The names involved are imperishable to those familiar with the 1986 World Series, which stands as a Mount Rushmore for Mets fans and remains a source of shame in Boston. Darling—once featured in a New Yorker essay by Roger Angell after throwing 11 no-hit innings for Yale against St. John’s in 1981—was a mainstay of the ’86 team’s stellar pitching rotation and has since become an award-winning baseball broadcaster with a reputation as a thoughtful analyst and an honest but fair critic. Dykstra, who usually hit in the leadoff slot, played the game in a manner reminiscent of Pete Rose, all hustle and fire—but his post-baseball life has been dominated by criminal complaints since his 1998 retirement.

Darling makes his claims in a new memoir, his third, 108 Stitches: Loose Threads, Ripping Yarns, and the Darndest Characters from My Time in the Game. He says that Dykstra, prior to the game’s opening pitch, yelled “every imaginable and unimaginable insult and expletive in [Boyd’s] direction—foul, racist, hateful, hurtful stuff . . . the worst collection of taunts and insults I’d ever heard—worse, I’m betting, than anything Jackie Robinson might have heard, his first couple times around the league.” In Darling’s telling, Boyd “looked rattled” enough to mar his performance, beginning with the game’s first batter—Dykstra, who homered off him. Darling does not quote the words that Dykstra allegedly used, leaving that to readers’ imagination. Dykstra has now sued Darling and his publisher for libel.

Darling claims to have texts from other Mets players backing up his recollection of Dykstra’s outburst, though he hasn’t named them, and no other witnesses have identified themselves publicly. By contrast, several prominent black teammates—Darryl Strawberry, Dwight Gooden, and Kevin Mitchell—have taken Dykstra’s side and insisted that the incident never happened. Another teammate, Wally Backman, who was in the Mets’ on-deck circle at the time the comments were allegedly made, also denies that Dykstra directed any racist abuse at Boyd. Boyd himself says that, while he believes Darling’s narrative, he doesn’t recall hearing any racist insults from Dykstra. Boyd has now gained new notoriety as the victim in an incident he doesn’t remember.

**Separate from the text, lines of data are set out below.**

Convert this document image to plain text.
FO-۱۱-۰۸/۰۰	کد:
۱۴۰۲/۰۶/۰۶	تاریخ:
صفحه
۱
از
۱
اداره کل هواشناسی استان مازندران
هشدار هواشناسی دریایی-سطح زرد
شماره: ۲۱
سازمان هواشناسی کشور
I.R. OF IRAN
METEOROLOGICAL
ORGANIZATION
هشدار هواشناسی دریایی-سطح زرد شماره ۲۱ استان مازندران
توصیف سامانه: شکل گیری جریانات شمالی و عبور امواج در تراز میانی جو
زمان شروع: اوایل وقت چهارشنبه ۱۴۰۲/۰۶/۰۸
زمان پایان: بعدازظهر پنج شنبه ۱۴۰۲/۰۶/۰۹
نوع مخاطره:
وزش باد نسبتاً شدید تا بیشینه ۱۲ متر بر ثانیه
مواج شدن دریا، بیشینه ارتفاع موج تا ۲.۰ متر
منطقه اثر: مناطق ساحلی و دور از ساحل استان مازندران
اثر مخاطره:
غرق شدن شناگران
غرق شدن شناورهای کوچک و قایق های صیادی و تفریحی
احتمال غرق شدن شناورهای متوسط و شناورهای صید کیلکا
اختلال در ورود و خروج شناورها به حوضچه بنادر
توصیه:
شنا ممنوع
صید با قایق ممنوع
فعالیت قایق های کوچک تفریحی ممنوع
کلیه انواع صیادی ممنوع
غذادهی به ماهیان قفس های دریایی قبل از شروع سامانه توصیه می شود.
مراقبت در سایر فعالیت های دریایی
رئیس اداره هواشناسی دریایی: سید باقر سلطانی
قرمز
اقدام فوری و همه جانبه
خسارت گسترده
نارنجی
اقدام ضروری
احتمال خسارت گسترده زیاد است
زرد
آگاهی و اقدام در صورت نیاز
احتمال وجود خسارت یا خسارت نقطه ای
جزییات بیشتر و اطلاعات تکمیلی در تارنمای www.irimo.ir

Whom should Met fans believe? On personal credibility, the contest looks like a mismatch. Darling is not known for unsourced, controversial claims or personal attacks on players, past or present. Dykstra, of course, has a long record of untrustworthy behavior. He is named in the 2007 Mitchell Report on steroid use in baseball. He has been charged with grand theft auto, providing false financial statements, and making terroristic threats. He built a financial empire that collapsed in a bankrupt heap of unpaid bills and bounced checks, and at one point wound up living in his car. Yet several of Dykstra’s Mets teammates have publicly supported his denial of these accusations, and Darling, pledged to public silence now by his attorneys, seems caught off balance by the vehement response.

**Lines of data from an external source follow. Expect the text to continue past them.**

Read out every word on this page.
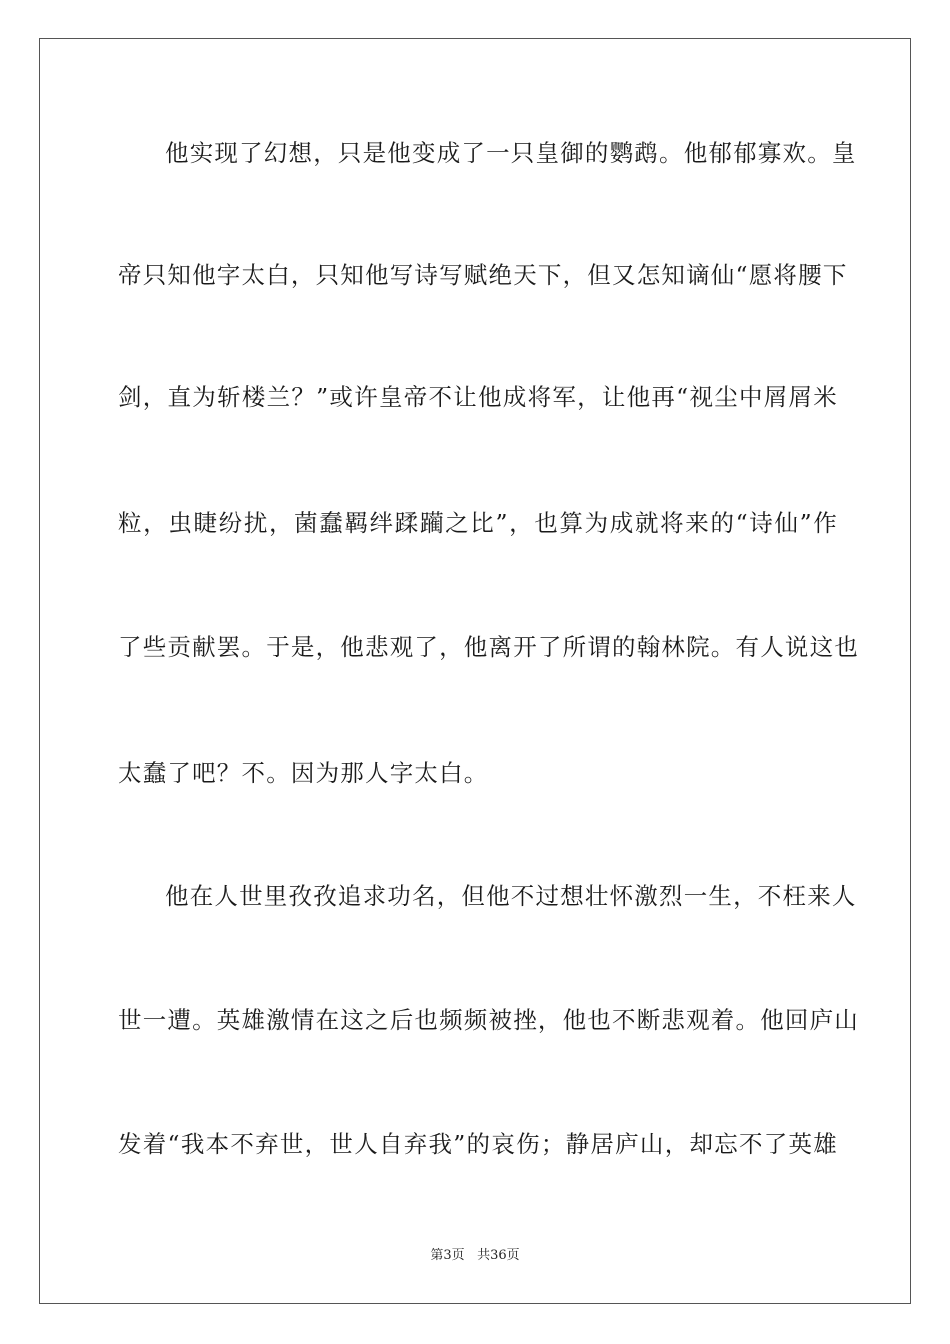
他实现了幻想，只是他变成了一只皇御的鹦鹉。他郁郁寡欢。皇
帝只知他字太白，只知他写诗写赋绝天下，但又怎知谪仙“愿将腰下
剑，直为斩楼兰？”或许皇帝不让他成将军，让他再“视尘中屑屑米
粒，虫睫纷扰，菌蠢羁绊蹂躏之比”，也算为成就将来的“诗仙”作
了些贡献罢。于是，他悲观了，他离开了所谓的翰林院。有人说这也
太蠢了吧？不。因为那人字太白。
他在人世里孜孜追求功名，但他不过想壮怀激烈一生，不枉来人
世一遭。英雄激情在这之后也频频被挫，他也不断悲观着。他回庐山
发着“我本不弃世，世人自弃我”的哀伤；静居庐山，却忘不了英雄
第3页 共36页
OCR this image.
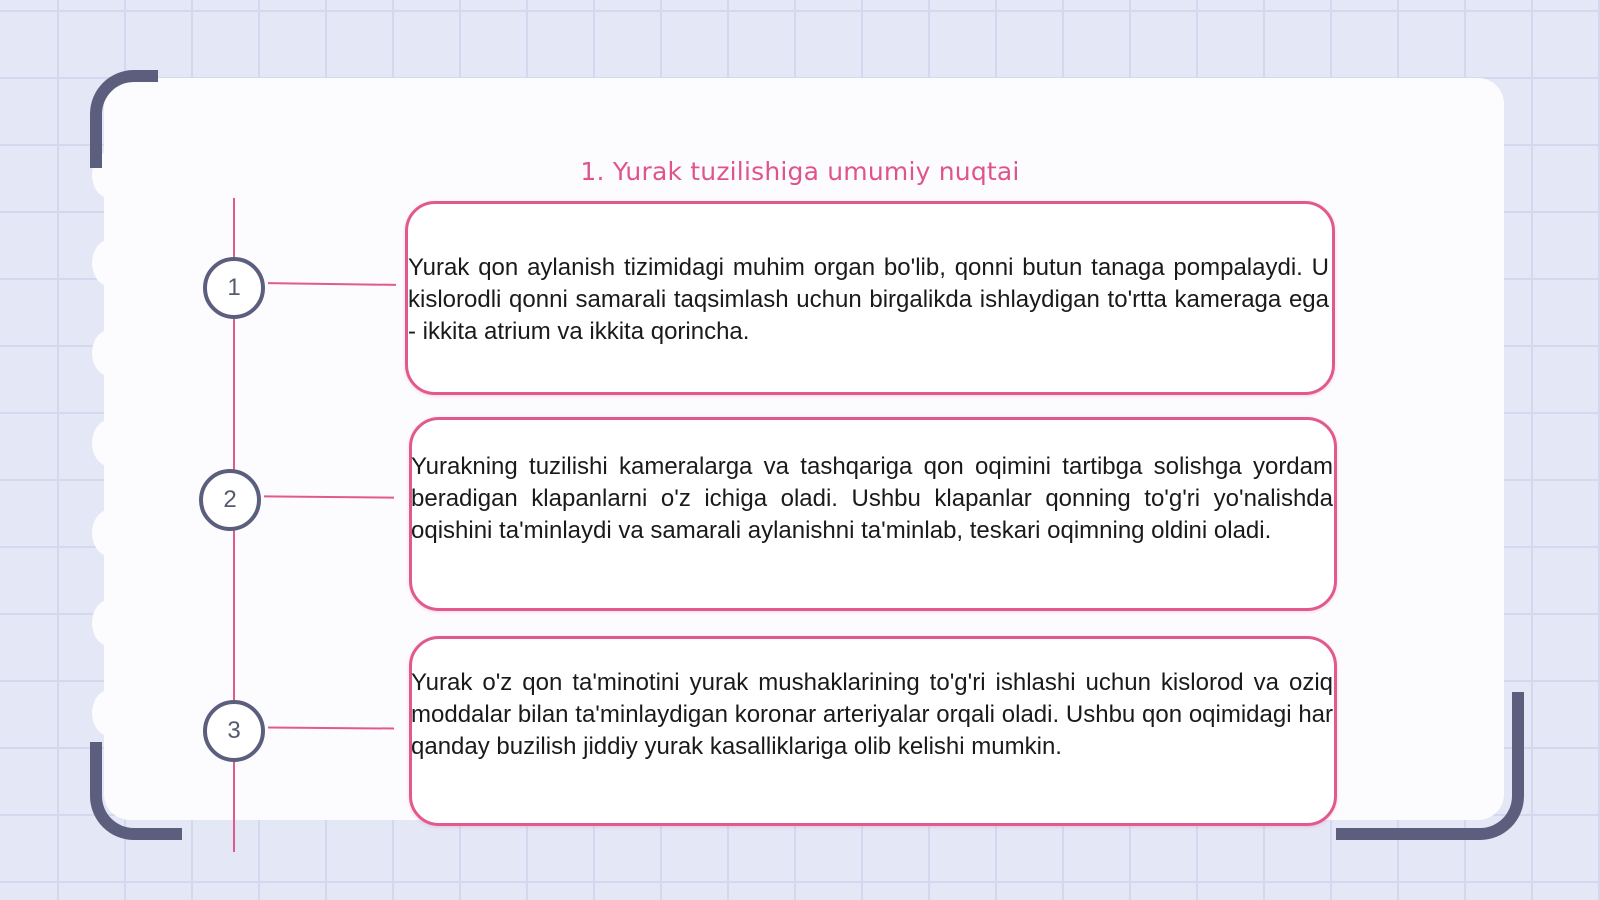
1. Yurak tuzilishiga umumiy nuqtai
1
2
3

Yurak qon aylanish tizimidagi muhim organ bo'lib, qonni butun tanaga pompalaydi. U kislorodli qonni samarali taqsimlash uchun birgalikda ishlaydigan to'rtta kameraga ega - ikkita atrium va ikkita qorincha.

Yurakning tuzilishi kameralarga va tashqariga qon oqimini tartibga solishga yordam beradigan klapanlarni o'z ichiga oladi. Ushbu klapanlar qonning to'g'ri yo'nalishda oqishini ta'minlaydi va samarali aylanishni ta'minlab, teskari oqimning oldini oladi.

Yurak o'z qon ta'minotini yurak mushaklarining to'g'ri ishlashi uchun kislorod va oziq moddalar bilan ta'minlaydigan koronar arteriyalar orqali oladi. Ushbu qon oqimidagi har qanday buzilish jiddiy yurak kasalliklariga olib kelishi mumkin.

Darling must have known that his anecdote would trouble his ex-teammates—in particular, his colleague in the Mets’ television-broadcast booth, Keith Hernandez. Put in an unenviable position, Hernandez seemed to thread the needle by telling the New York Post that he heard Dykstra “barking” something but couldn’t make out the words. Hernandez can’t be enjoying his involvement in what is now a legal matter, and Mets broadcasts have been noticeably subdued since the brouhaha erupted.

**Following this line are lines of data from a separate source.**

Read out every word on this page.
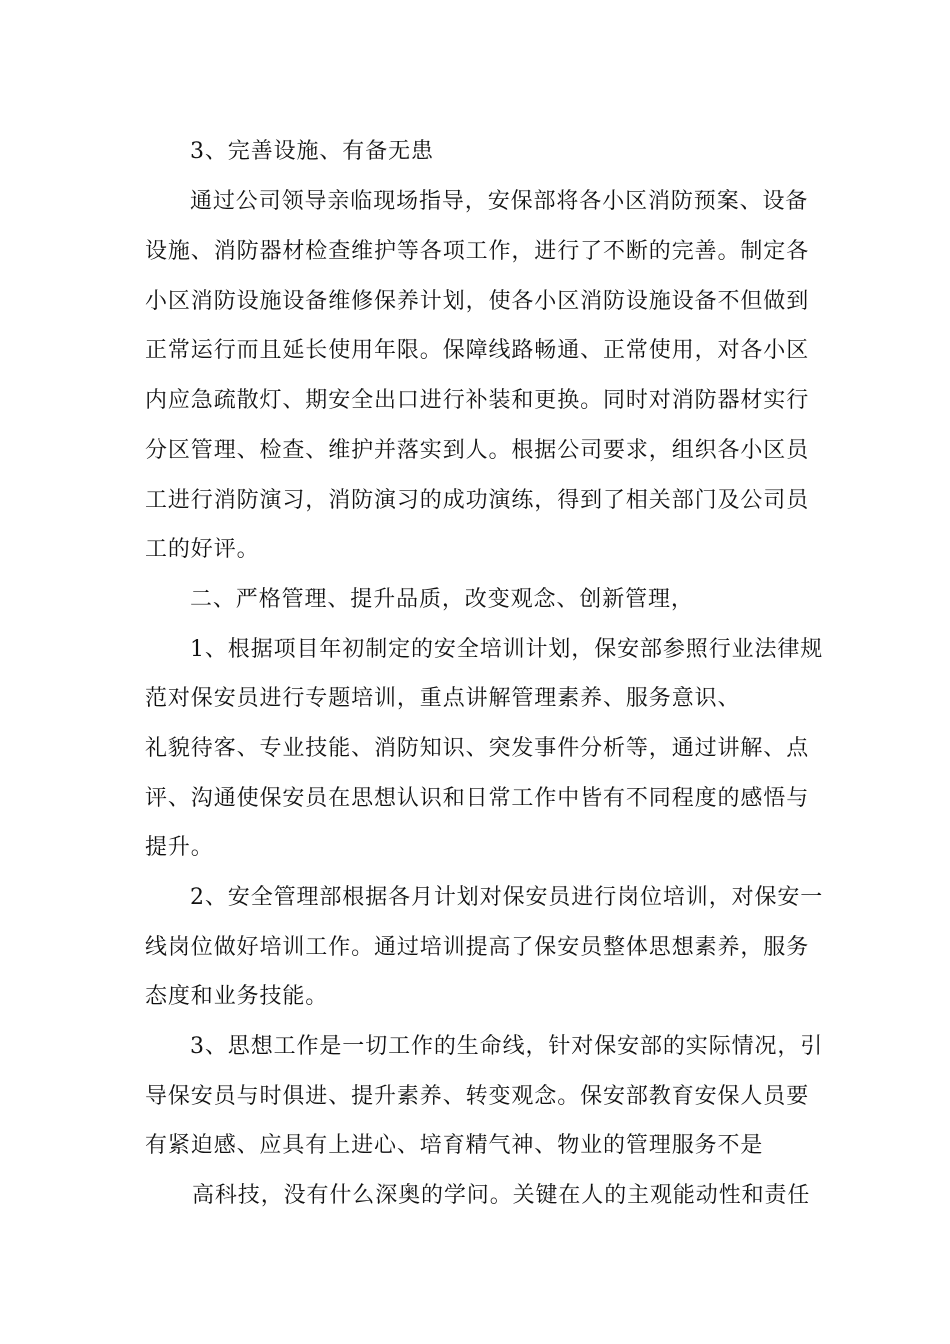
3、完善设施、有备无患
通过公司领导亲临现场指导，安保部将各小区消防预案、设备
设施、消防器材检查维护等各项工作，进行了不断的完善。制定各
小区消防设施设备维修保养计划，使各小区消防设施设备不但做到
正常运行而且延长使用年限。保障线路畅通、正常使用，对各小区
内应急疏散灯、期安全出口进行补装和更换。同时对消防器材实行
分区管理、检查、维护并落实到人。根据公司要求，组织各小区员
工进行消防演习，消防演习的成功演练，得到了相关部门及公司员
工的好评。
二、严格管理、提升品质，改变观念、创新管理，
1、根据项目年初制定的安全培训计划，保安部参照行业法律规
范对保安员进行专题培训，重点讲解管理素养、服务意识、
礼貌待客、专业技能、消防知识、突发事件分析等，通过讲解、点
评、沟通使保安员在思想认识和日常工作中皆有不同程度的感悟与
提升。
2、安全管理部根据各月计划对保安员进行岗位培训，对保安一
线岗位做好培训工作。通过培训提高了保安员整体思想素养，服务
态度和业务技能。
3、思想工作是一切工作的生命线，针对保安部的实际情况，引
导保安员与时俱进、提升素养、转变观念。保安部教育安保人员要
有紧迫感、应具有上进心、培育精气神、物业的管理服务不是
高科技，没有什么深奥的学问。关键在人的主观能动性和责任
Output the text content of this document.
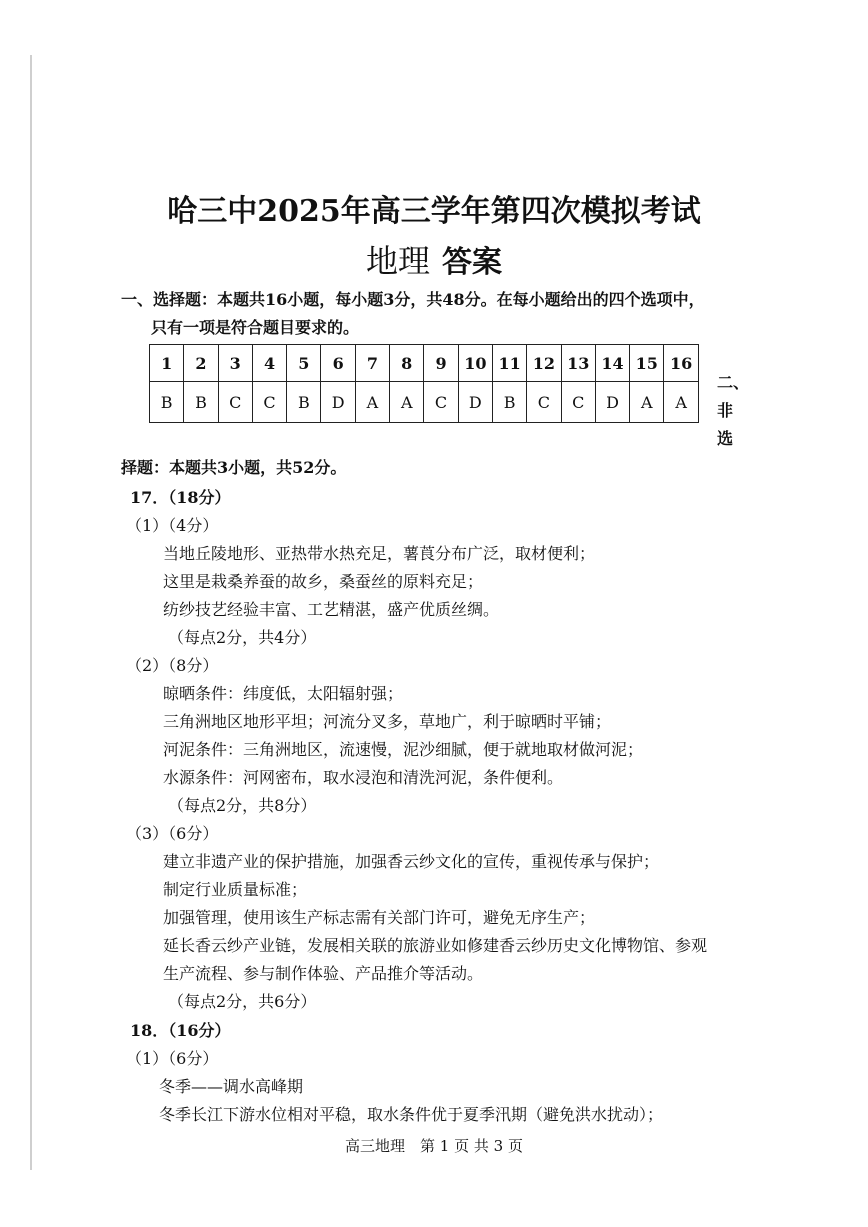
哈三中2025年高三学年第四次模拟考试
地理 答案
一、选择题：本题共16小题，每小题3分，共48分。在每小题给出的四个选项中，
只有一项是符合题目要求的。
1	2	3	4	5	6	7	8	9	10	11	12	13	14	15	16
B	B	C	C	B	D	A	A	C	D	B	C	C	D	A	A
二、
非
选
择题：本题共3小题，共52分。
17．（18分）
（1）（4分）
当地丘陵地形、亚热带水热充足，薯莨分布广泛，取材便利；
这里是栽桑养蚕的故乡，桑蚕丝的原料充足；
纺纱技艺经验丰富、工艺精湛，盛产优质丝绸。
（每点2分，共4分）
（2）（8分）
晾晒条件：纬度低，太阳辐射强；
三角洲地区地形平坦；河流分叉多，草地广，利于晾晒时平铺；
河泥条件：三角洲地区，流速慢，泥沙细腻，便于就地取材做河泥；
水源条件：河网密布，取水浸泡和清洗河泥，条件便利。
（每点2分，共8分）
（3）（6分）
建立非遗产业的保护措施，加强香云纱文化的宣传，重视传承与保护；
制定行业质量标准；
加强管理，使用该生产标志需有关部门许可，避免无序生产；
延长香云纱产业链，发展相关联的旅游业如修建香云纱历史文化博物馆、参观
生产流程、参与制作体验、产品推介等活动。
（每点2分，共6分）
18．（16分）
（1）（6分）
冬季——调水高峰期
冬季长江下游水位相对平稳，取水条件优于夏季汛期（避免洪水扰动）；
高三地理　第 1 页 共 3 页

Darling obligingly implicates himself as an “accomplice of a kind” in tolerating Dykstra’s racist harangue and enjoying the “gifts that fell Lenny’s way as a result,” though by doing so he implicates his teammates as passive accomplices as well. But we have to wonder why, decades later, and in the middle of a successful broadcasting career, Ron Darling went out of his way to spread a story that, at best, would sully the cherished reputation of a great team. Is social virtue so prized now that it’s worth stepping on your teammate’s name to receive it? At the very least, future reunions of the 1986 Mets will never be free of the rift created by Darling’s 2019 tell-all. More than 30 years after the Mets raised their last championship flag, Darling has tainted a treasured memory for his teammates and legions of fans.